In una collezione di brevi racconti l’autore descrive con precisione una serie di frammenti di architettura, le sensazioni e i ricordi che queste esperienze fanno nascere, con un approccio fenomenologico che isola l’evento e lo scinde nei sui elementi fondamentali.

Ma come si possono ricreare queste atmosfere con il costruire? Un ruolo fondamentale ce l’hanno i materiali, che con la loro sensualità possono evocare sensazioni, ed associati alle forme e alle luci diventare portatori di significati.

non possiamo fare a meno di richiederci sempre di nuovo quale significato possa assumere un determinato materiale in un determinato contesto architettonico. Risposte valide a questa domanda possono far apparire in una luce inedita sia la modalità in cui il materiale viene solitamente utilizzato, sia le peculiari proprietà sensuali e significanti”

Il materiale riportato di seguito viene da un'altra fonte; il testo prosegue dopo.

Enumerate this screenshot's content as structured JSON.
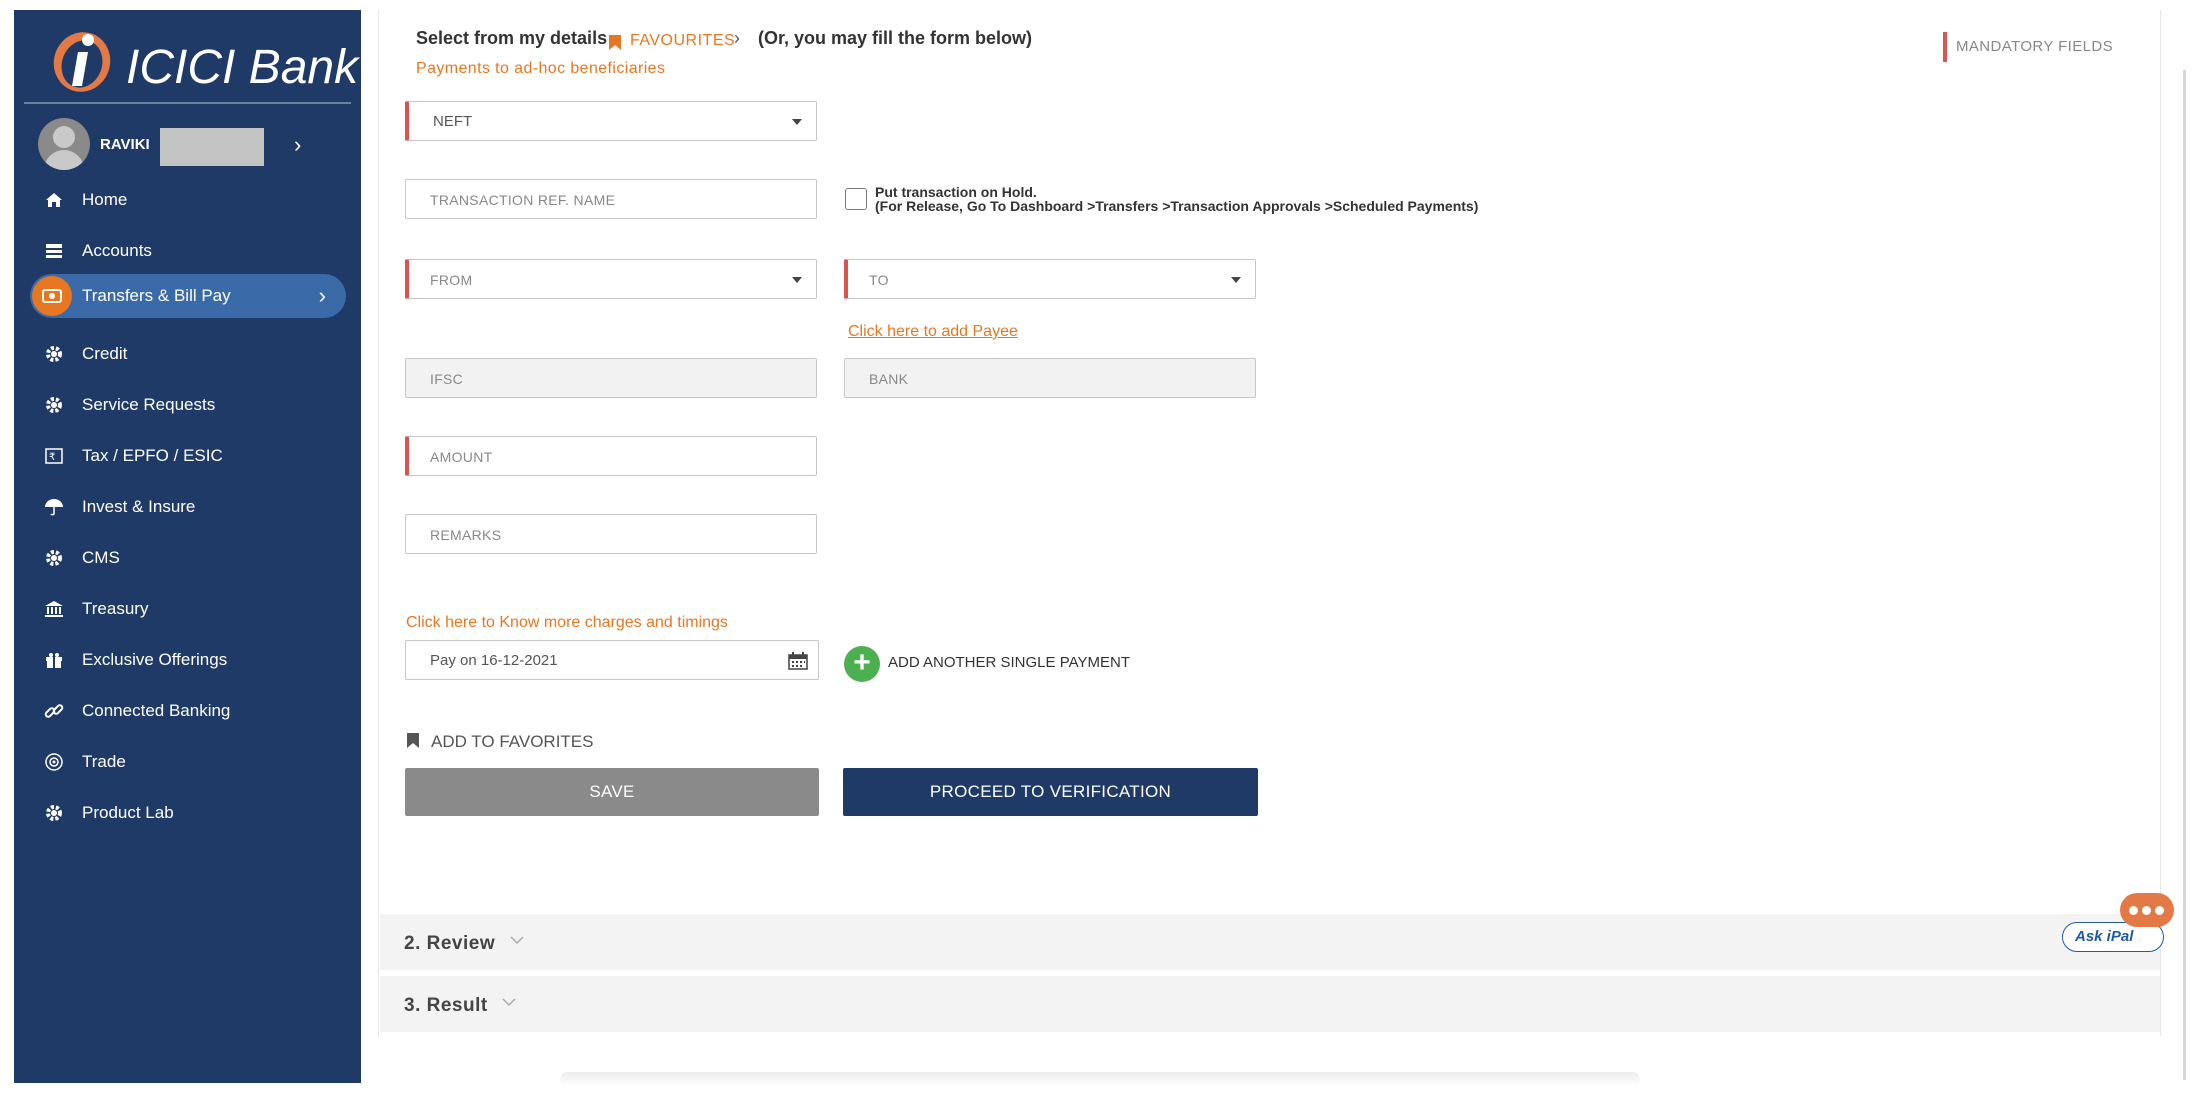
{
  "user": {
    "name": "RAVIKI"
  },
  "sidebar": {
    "items": [
      {
        "label": "Home",
        "icon": "home-icon"
      },
      {
        "label": "Accounts",
        "icon": "accounts-icon"
      },
      {
        "label": "Transfers & Bill Pay",
        "icon": "transfer-icon",
        "active": true
      },
      {
        "label": "Credit",
        "icon": "gear-icon"
      },
      {
        "label": "Service Requests",
        "icon": "gear-icon"
      },
      {
        "label": "Tax / EPFO / ESIC",
        "icon": "tax-icon"
      },
      {
        "label": "Invest & Insure",
        "icon": "umbrella-icon"
      },
      {
        "label": "CMS",
        "icon": "gear-icon"
      },
      {
        "label": "Treasury",
        "icon": "bank-building-icon"
      },
      {
        "label": "Exclusive Offerings",
        "icon": "gift-icon"
      },
      {
        "label": "Connected Banking",
        "icon": "link-icon"
      },
      {
        "label": "Trade",
        "icon": "globe-icon"
      },
      {
        "label": "Product Lab",
        "icon": "gear-icon"
      }
    ]
  },
  "brand": {
    "logo_text": "ICICI Bank",
    "primary_color": "#1f3a66",
    "accent_color": "#e87722",
    "mandatory_color": "#d9534f"
  },
  "header": {
    "select_text": "Select from my details",
    "favourites": "FAVOURITES",
    "or_text": "(Or, you may fill the form below)",
    "adhoc": "Payments to ad-hoc beneficiaries",
    "mandatory": "MANDATORY FIELDS"
  },
  "form": {
    "payment_mode": "NEFT",
    "txn_ref_placeholder": "TRANSACTION REF. NAME",
    "hold_line1": "Put transaction on Hold.",
    "hold_line2": "(For Release, Go To Dashboard >Transfers >Transaction Approvals >Scheduled Payments)",
    "hold_checked": false,
    "from_placeholder": "FROM",
    "to_placeholder": "TO",
    "add_payee": "Click here to add Payee",
    "ifsc_placeholder": "IFSC",
    "bank_placeholder": "BANK",
    "amount_placeholder": "AMOUNT",
    "remarks_placeholder": "REMARKS",
    "charges_link": "Click here to Know more charges and timings",
    "pay_on": "Pay on 16-12-2021",
    "add_another": "ADD ANOTHER SINGLE PAYMENT",
    "add_to_favorites": "ADD TO FAVORITES",
    "save": "SAVE",
    "proceed": "PROCEED TO VERIFICATION"
  },
  "steps": {
    "review": "2. Review",
    "result": "3. Result"
  },
  "askipal": {
    "label": "Ask iPal"
  }
}
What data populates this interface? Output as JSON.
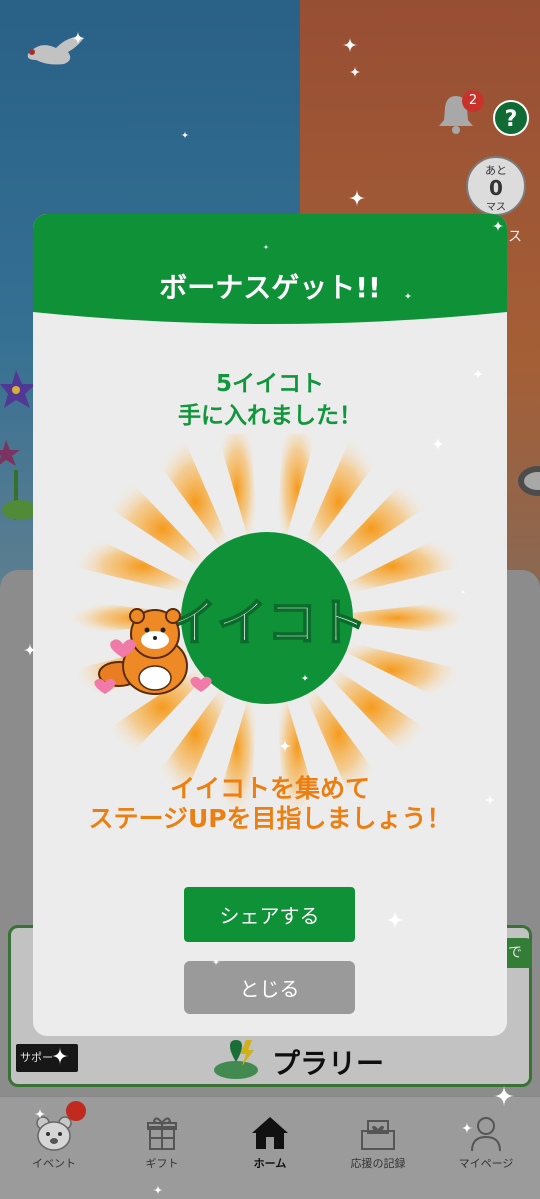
{
  "status": {
    "notification_count": "2",
    "help_label": "?",
    "remaining_top": "あと",
    "remaining_value": "0",
    "remaining_unit": "マス",
    "remaining_suffix": "ス"
  },
  "modal": {
    "title": "ボーナスゲット!!",
    "reward_line1": "5イイコト",
    "reward_line2": "手に入れました！",
    "coin_text": "イイコト",
    "cta_line1": "イイコトを集めて",
    "cta_line2": "ステージUPを目指しましょう！",
    "share_label": "シェアする",
    "close_label": "とじる"
  },
  "banner": {
    "tab_label": "で",
    "supporter_label": "サポー",
    "logo_text": "プラリー"
  },
  "nav": {
    "items": [
      {
        "label": "イベント",
        "icon": "bear-icon"
      },
      {
        "label": "ギフト",
        "icon": "gift-icon"
      },
      {
        "label": "ホーム",
        "icon": "home-icon"
      },
      {
        "label": "応援の記録",
        "icon": "record-box-icon"
      },
      {
        "label": "マイページ",
        "icon": "person-icon"
      }
    ],
    "active": "ホーム"
  },
  "colors": {
    "accent_green": "#0f9138",
    "cta_orange": "#ec7f12",
    "badge_red": "#c7332a"
  }
}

Il costruire diventa così “l’arte di conformare un tutt’uno dotato di senso, a partire da una molteplicità di parti singole” costituite dai diversi materiali e dai singoli oggetti che compongono l’organismo edilizio. Come in una musica in cui le singole parti melodiche trovano nell’insieme il loro significato, così nell’architettura la qualità del risultato finale dipende dall’armonia dei dettagli: i particolari determinano il ritmo, ed ogni giunzione va risolta con forme dotate di senso.

Il dettaglio induce alla comprensione del tutto e sa commuoverci se rapisce la nostra attenzione inaspettatamente: rimandando all’architettura nel suo insieme, ci cala in quel qui e ora che è l’ambiente vissuto.

ZumthorQuando contempliamo oggetti o costruzioni che sembrano riposare in se stessi, la nostra percezione si attenua e si attutisce in un modo del tutto particolare. L’oggetto che percepiamo non ci impone alcun messaggio, è lì, semplicemente. La nostra percezione si fa silenziosa, cessa di essere prevenuta e possessiva. Si trova al di là dei segni e dei simboli. È aperta e vacua. Come se guardassimo qualcosa che non si lascia trascinare al centro della coscienza. A questo punto, in questo vuoto della percezione un ricordo che pare emergere dalla notte dei tempi è libero di affiorare nell’osservatore. Vedere l’oggetto significa anche, ora, intuire il mondo nella sua interezza”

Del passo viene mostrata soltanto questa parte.